The literature came mainly from city-wide studies, with 37 studies and a total sample of more than 1.5 million people. City-wide studies had more publications including the calculation of CHE, 20 in total. Unspecified and other health conditions (i.e. injuries, acute disease, child health and tuberculosis) were mainly addressed by city-wide studies, while slum studies addressed mainly obstetric and/or neonatal care. For chronic conditions, city-wide studies had more publications, but the total sample size was similar for city-wide and slum studies (~70,000 individuals).
We found different expenditure patterns across the study groups. Slum studies reported higher direct costs of accessing healthcare for acute conditions than city-wide studies (Slum: ranged from I$157 poorest quintile to I$408 richest quintile; city-wide: ranged from I$125 poor quintile to I$177 richest quintile); and lower direct costs for chronic conditions (Slum: ranged from I$789 poorest quintile to I$1,695 richest quintile; city-wide: ranged from I$2,552 poorest quintile to I$3,166 richest quintile).
The percentage of individuals incurring CHE across wealth quintiles also differed according to the study group. By using a 10% threshold of the annual household income, we found similar percentages of CHE across wealth quintiles in slum studies (20% on average). However, in city-wide studies, the poorest residents incurred higher percentages of CHE compared with better-off residents (poorest quintile: 46%; richest quintile: 18%).
Process outputs and next steps
We published the review protocol in BMJ Open and the final manuscript has been submitted to the International Journal for Equity in Health.

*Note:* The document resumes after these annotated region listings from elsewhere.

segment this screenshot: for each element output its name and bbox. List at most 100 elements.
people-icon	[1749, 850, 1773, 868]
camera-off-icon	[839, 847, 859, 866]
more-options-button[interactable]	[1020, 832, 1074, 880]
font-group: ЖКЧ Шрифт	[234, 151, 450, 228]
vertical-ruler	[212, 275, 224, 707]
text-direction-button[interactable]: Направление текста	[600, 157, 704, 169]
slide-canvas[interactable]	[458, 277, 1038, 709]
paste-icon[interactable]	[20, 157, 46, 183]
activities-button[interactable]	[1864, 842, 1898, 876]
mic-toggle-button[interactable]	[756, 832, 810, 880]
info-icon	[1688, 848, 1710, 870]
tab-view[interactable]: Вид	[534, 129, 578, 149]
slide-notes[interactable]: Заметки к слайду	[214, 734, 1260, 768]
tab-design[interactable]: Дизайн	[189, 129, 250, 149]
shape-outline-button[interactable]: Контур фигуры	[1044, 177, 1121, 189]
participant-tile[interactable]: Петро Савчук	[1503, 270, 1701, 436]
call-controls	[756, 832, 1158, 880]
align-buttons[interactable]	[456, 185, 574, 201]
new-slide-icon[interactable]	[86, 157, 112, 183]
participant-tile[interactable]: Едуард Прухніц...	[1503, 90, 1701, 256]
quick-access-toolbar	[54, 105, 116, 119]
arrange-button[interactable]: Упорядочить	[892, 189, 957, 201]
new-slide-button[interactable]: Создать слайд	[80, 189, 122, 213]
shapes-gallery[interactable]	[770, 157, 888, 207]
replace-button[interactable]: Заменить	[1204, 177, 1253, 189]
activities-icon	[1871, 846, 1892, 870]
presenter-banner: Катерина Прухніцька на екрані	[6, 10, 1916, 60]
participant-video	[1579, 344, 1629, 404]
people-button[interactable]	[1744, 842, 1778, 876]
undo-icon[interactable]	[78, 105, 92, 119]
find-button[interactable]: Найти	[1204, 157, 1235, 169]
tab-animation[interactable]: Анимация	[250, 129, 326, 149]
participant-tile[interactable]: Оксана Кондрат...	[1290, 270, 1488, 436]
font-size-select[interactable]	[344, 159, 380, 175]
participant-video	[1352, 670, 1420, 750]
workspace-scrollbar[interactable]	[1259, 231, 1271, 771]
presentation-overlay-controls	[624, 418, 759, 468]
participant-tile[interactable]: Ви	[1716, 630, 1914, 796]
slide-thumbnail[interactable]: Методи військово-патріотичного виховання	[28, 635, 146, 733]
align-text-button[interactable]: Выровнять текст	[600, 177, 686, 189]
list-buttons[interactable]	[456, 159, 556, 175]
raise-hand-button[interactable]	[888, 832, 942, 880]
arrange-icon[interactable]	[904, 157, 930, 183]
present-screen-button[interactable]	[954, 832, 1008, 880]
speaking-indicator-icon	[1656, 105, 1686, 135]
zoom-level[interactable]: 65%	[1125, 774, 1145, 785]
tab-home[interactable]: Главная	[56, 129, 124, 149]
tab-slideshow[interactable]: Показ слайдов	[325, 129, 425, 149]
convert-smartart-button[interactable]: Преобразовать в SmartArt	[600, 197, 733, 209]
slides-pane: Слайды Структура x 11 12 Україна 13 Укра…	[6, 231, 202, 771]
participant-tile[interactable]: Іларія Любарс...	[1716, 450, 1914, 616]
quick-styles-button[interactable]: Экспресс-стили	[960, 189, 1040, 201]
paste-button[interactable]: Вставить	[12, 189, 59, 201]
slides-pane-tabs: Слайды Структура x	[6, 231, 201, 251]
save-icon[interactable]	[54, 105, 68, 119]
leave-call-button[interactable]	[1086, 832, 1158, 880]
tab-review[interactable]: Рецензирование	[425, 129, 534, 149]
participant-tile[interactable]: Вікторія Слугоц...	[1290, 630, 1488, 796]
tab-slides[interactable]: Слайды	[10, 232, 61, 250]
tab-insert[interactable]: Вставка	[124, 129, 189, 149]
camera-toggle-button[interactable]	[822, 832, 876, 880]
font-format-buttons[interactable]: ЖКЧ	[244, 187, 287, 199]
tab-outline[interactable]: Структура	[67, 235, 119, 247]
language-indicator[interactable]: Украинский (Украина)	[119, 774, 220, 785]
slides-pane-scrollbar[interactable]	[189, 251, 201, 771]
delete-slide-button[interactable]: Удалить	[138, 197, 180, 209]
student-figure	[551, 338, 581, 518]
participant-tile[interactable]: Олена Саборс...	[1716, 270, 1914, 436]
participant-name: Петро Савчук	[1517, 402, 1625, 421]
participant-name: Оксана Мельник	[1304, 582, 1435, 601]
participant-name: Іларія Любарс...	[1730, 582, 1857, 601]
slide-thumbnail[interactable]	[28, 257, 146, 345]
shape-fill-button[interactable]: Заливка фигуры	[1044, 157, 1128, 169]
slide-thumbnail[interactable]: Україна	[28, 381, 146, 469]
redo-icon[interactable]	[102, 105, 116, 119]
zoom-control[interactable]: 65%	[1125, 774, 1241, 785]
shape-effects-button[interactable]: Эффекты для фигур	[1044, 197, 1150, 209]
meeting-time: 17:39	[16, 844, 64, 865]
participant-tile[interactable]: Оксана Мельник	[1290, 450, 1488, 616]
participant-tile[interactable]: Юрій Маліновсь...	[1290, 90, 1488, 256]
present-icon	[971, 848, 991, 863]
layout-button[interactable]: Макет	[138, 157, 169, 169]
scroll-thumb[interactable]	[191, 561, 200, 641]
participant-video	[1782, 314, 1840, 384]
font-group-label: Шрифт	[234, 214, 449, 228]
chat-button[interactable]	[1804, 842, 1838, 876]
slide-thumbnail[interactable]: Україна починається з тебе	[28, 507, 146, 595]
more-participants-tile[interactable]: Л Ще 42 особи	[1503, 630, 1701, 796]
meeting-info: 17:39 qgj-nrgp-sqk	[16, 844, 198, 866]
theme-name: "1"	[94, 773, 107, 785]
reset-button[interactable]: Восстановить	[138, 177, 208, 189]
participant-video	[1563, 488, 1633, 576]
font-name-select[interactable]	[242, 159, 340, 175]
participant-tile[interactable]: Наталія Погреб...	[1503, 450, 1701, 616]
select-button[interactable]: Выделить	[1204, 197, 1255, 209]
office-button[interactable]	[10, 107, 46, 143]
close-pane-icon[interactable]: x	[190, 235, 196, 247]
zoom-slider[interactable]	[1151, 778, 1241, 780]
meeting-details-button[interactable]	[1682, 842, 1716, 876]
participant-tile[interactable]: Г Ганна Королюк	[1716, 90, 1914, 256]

We completed our scoping review in December 2021 after a huge effort from all team members. The commitment of the review team was crucial during this 1.5-year process as we had to deal with the tight agenda of the researchers and coordination across different time zones. The collaborative process was important to promoting a co-learning environment and a high-standard review.
Our next step is to translate the scientific findings into country-specific policy briefs with recommendations for action that are relevant to city and country contexts. We can then use the scoping review as a tool for advocacy and changes in policies to promote health and well-being for vulnerable urban residents.